2. Protecting Your Data: VolumeSnapshots

Now that you have databases running on EBS volumes, how do you back them up? You don’t want to log into the AWS console to do it manually. Kubernetes handles this natively using VolumeSnapshots.

Just like standard storage, snapshots use a similar three-part architecture:

  1. VolumeSnapshotClass: The “Menu” for snapshots (e.g., “Use the AWS EBS CSI driver to take a snapshot”).
  2. VolumeSnapshot: The “Order” (e.g., “Take a snapshot of mysql-db-0‘s PVC right now”).
  3. VolumeSnapshotContent: The actual physical snapshot residing in AWS (an EBS Snapshot in AWS S3).
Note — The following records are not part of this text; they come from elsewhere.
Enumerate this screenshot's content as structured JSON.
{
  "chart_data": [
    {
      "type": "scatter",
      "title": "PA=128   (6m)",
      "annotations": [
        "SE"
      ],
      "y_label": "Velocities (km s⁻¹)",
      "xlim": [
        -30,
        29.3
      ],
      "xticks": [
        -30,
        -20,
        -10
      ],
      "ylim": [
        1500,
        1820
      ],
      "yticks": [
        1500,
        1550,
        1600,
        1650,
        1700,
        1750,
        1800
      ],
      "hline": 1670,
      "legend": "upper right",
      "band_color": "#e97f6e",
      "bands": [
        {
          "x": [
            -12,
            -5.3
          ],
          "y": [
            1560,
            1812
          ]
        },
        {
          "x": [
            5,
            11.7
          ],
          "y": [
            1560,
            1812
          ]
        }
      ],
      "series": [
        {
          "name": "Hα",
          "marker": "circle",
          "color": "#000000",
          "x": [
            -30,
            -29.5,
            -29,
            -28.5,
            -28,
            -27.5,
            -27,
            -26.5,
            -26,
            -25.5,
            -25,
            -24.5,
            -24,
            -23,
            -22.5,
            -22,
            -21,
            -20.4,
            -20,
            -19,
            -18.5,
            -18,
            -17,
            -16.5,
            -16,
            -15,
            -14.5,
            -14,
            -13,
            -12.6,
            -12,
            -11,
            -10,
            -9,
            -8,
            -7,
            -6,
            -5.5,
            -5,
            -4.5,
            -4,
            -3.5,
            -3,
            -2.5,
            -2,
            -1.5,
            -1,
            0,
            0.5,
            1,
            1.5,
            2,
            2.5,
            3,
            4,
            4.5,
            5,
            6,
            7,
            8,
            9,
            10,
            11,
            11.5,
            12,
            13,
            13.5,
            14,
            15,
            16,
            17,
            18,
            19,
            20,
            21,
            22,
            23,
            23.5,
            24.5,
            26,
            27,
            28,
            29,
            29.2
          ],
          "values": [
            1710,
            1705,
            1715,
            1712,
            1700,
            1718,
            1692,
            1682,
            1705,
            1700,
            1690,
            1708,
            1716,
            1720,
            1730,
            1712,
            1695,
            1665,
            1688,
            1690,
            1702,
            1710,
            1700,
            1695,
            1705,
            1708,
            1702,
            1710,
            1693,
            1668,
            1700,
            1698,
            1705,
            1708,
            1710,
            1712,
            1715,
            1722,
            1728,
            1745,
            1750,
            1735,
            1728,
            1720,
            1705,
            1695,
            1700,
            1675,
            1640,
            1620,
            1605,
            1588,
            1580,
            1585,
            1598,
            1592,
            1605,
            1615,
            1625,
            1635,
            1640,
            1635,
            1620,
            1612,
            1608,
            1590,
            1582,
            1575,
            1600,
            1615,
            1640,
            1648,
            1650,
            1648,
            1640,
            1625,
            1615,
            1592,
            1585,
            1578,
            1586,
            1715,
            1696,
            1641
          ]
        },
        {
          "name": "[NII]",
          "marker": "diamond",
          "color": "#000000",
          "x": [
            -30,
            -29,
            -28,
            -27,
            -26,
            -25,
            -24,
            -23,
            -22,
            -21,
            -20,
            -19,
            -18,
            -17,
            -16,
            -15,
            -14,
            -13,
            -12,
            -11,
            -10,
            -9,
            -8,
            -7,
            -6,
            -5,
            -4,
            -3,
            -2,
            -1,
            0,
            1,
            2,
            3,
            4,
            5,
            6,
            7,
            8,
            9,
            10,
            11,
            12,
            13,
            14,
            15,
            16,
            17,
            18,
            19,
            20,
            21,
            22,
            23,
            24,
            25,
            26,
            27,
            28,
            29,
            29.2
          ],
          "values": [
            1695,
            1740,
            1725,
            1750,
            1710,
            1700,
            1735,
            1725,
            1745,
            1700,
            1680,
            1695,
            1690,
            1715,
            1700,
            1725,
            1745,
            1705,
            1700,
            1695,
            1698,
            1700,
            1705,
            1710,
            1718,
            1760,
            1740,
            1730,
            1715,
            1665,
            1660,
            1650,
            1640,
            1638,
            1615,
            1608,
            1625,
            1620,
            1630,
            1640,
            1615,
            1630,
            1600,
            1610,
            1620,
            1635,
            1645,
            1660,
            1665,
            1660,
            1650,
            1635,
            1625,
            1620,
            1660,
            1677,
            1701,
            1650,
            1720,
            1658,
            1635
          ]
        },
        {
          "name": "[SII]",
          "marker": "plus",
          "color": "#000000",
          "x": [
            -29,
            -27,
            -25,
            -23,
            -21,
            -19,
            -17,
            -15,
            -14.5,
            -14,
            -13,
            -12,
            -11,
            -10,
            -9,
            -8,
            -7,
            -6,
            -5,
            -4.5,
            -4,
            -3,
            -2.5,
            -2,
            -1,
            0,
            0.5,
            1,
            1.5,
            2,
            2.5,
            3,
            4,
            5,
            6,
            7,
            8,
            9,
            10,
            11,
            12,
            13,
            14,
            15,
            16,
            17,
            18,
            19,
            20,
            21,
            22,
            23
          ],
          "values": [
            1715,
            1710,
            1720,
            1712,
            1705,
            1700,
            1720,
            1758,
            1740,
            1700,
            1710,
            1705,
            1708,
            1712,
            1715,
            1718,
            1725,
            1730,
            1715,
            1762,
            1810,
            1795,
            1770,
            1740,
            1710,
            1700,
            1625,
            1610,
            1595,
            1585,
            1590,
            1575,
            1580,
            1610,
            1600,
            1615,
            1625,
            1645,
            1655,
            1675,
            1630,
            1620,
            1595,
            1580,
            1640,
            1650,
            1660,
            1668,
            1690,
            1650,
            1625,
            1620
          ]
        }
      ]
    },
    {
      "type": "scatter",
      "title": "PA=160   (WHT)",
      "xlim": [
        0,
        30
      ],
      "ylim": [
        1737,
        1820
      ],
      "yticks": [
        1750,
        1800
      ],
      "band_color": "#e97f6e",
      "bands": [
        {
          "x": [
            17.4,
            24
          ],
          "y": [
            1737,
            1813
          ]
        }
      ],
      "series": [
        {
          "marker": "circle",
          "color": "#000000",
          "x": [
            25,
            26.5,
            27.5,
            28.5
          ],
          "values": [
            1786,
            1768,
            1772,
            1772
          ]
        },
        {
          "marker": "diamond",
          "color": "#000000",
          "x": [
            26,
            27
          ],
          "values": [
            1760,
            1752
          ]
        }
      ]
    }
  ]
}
Here is how simple it is to request a backup of your specific PVC:

apiVersion: snapshot.storage.k8s.io/v1
kind: VolumeSnapshot
metadata:
  name: mysql-db-0-snapshot
spec:
  volumeSnapshotClassName: ebs-snapshot-class # Points to the snapshot menu
  source:
    persistentVolumeClaimName: data-mysql-db-0 # The exact PVC we want to back up

Once you apply this, the CSI driver tells AWS, “Take a point-in-time snapshot of the EBS volume attached to this PVC.” If your database ever gets corrupted, you can create a brand-new PVC that restores its data directly from this mysql-db-0-snapshot!